In 2007, Killultagh Estates took out a loan of £111.5 million with Anglo Irish Bank. The next year it entered a series of interest rate swap agreements with the bank, where it would pay a fee upfront to effectively lock in a fixed rate.

Anglo had a unilateral right to extend the agreement for three years, as long as it notified Killultagh before 11am on April 2nd, 2012.

After Nama was established to clean up the banking sector’s property debts, it bought Killultagh’s swaps, before eventually taking on loans of about £196 million related to Mr Boyd’s wider business empire.

Locking in

On March 30th, 2012, Nama, acting through its agent Irish Bank Resolution Corporation (IBRC), decided to extend the swaps, locking Mr Boyd's company in for a further three years at a fixed rate of 5.42 per cent on a £50 million (€59 million) chunk of of its loans. The swap deal was to cost Mr Boyd £6.5 million.

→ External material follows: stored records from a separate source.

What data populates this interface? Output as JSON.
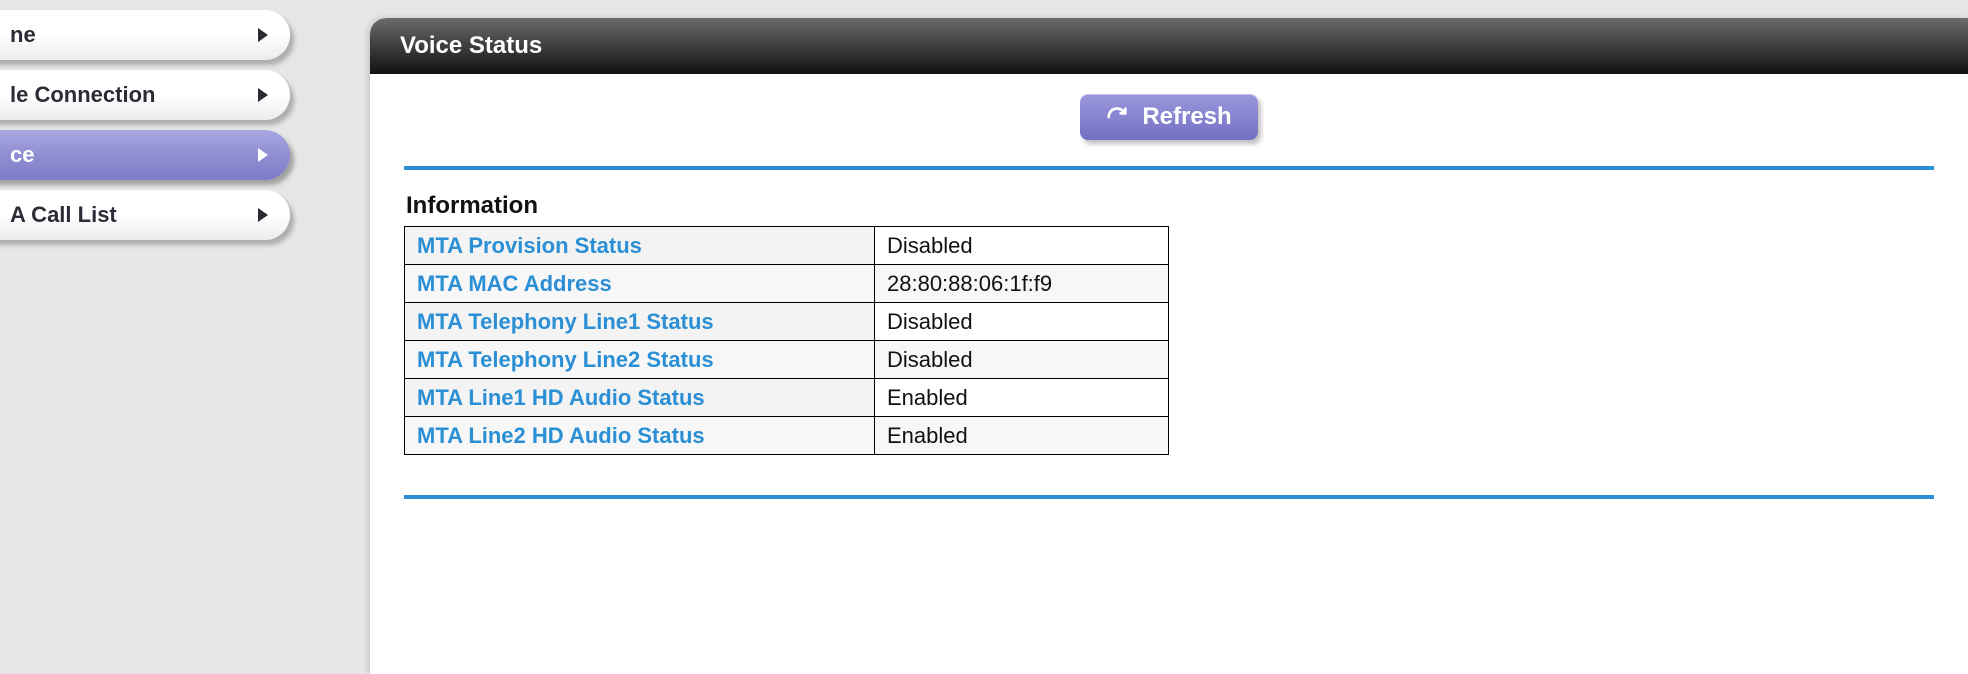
{
  "sidebar": {
    "items": [
      {
        "label": "ne",
        "active": false
      },
      {
        "label": "le Connection",
        "active": false
      },
      {
        "label": "ce",
        "active": true
      },
      {
        "label": "A Call List",
        "active": false
      }
    ]
  },
  "panel": {
    "title": "Voice Status",
    "refresh_label": "Refresh",
    "section_title": "Information",
    "rows": [
      {
        "key": "MTA Provision Status",
        "val": "Disabled"
      },
      {
        "key": "MTA MAC Address",
        "val": "28:80:88:06:1f:f9"
      },
      {
        "key": "MTA Telephony Line1 Status",
        "val": "Disabled"
      },
      {
        "key": "MTA Telephony Line2 Status",
        "val": "Disabled"
      },
      {
        "key": "MTA Line1 HD Audio Status",
        "val": "Enabled"
      },
      {
        "key": "MTA Line2 HD Audio Status",
        "val": "Enabled"
      }
    ]
  }
}
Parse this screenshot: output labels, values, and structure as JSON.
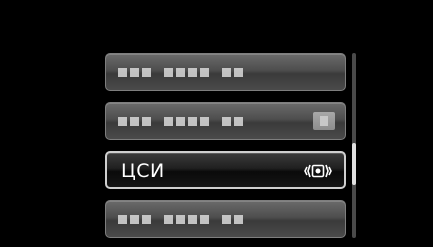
{
  "menu": {
    "items": [
      {
        "label": "",
        "state": "obscured"
      },
      {
        "label": "",
        "state": "obscured"
      },
      {
        "label": "ЦСИ",
        "state": "selected",
        "icon": "dis-vibration-icon"
      },
      {
        "label": "",
        "state": "obscured"
      }
    ]
  },
  "scrollbar": {
    "position": 0.5
  },
  "colors": {
    "background": "#000000",
    "selected_border": "#cfcfcf",
    "item_fill": "#555555",
    "label_text": "#ffffff"
  }
}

At 9.15am, less than two hours before the deadline, court documents show, a junior IBRC official telephoned Killultagh's head of finance, Michael Lamont, to say Nama was exercising its extension rights. IBRC followed this up with an email about the deal, but not until after 3pm.

Killultagh's solicitors wrote to Nama arguing the interest rate swap was invalid as it should have been done in writing

In subsequent weeks, Mr Boyd’s company made the first quarterly payment of £547,000, and kept making the payments every three months.

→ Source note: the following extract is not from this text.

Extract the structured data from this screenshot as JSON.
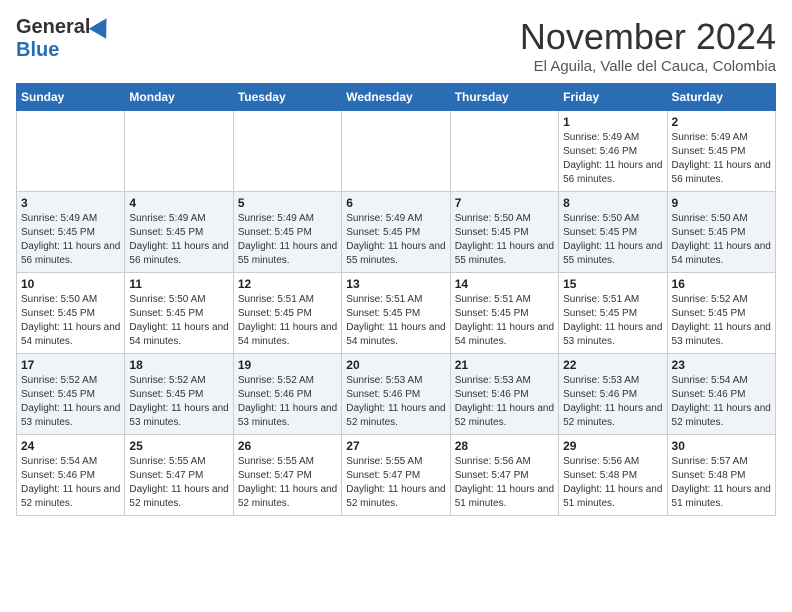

In 2013, Mr Boyd met Nama and complained that it should have allowed him to reduce his debt burden rather than taking extra money off his company in interest swap payments. Later that year, Nama rejected his business plan.

In 2014, it sold Mr Boyd’s loans as part of a wider portfolio to Cerberus, from which he was later able to buy back control of many of his assets.

Two years later, Killultagh’s solicitors wrote to Nama arguing the interest rate swap was invalid as it should have been done in writing and claiming to be owed £4.7 million, for which it launched legal action in London.

Nama produced a transcript from the recording of the phone call, and this week a judge rejected Killultagh Estates’ claim and criticised it for its “willingness to take any and every point, however lacking in substantive and legal merit, in an attempt to recover from Nama”.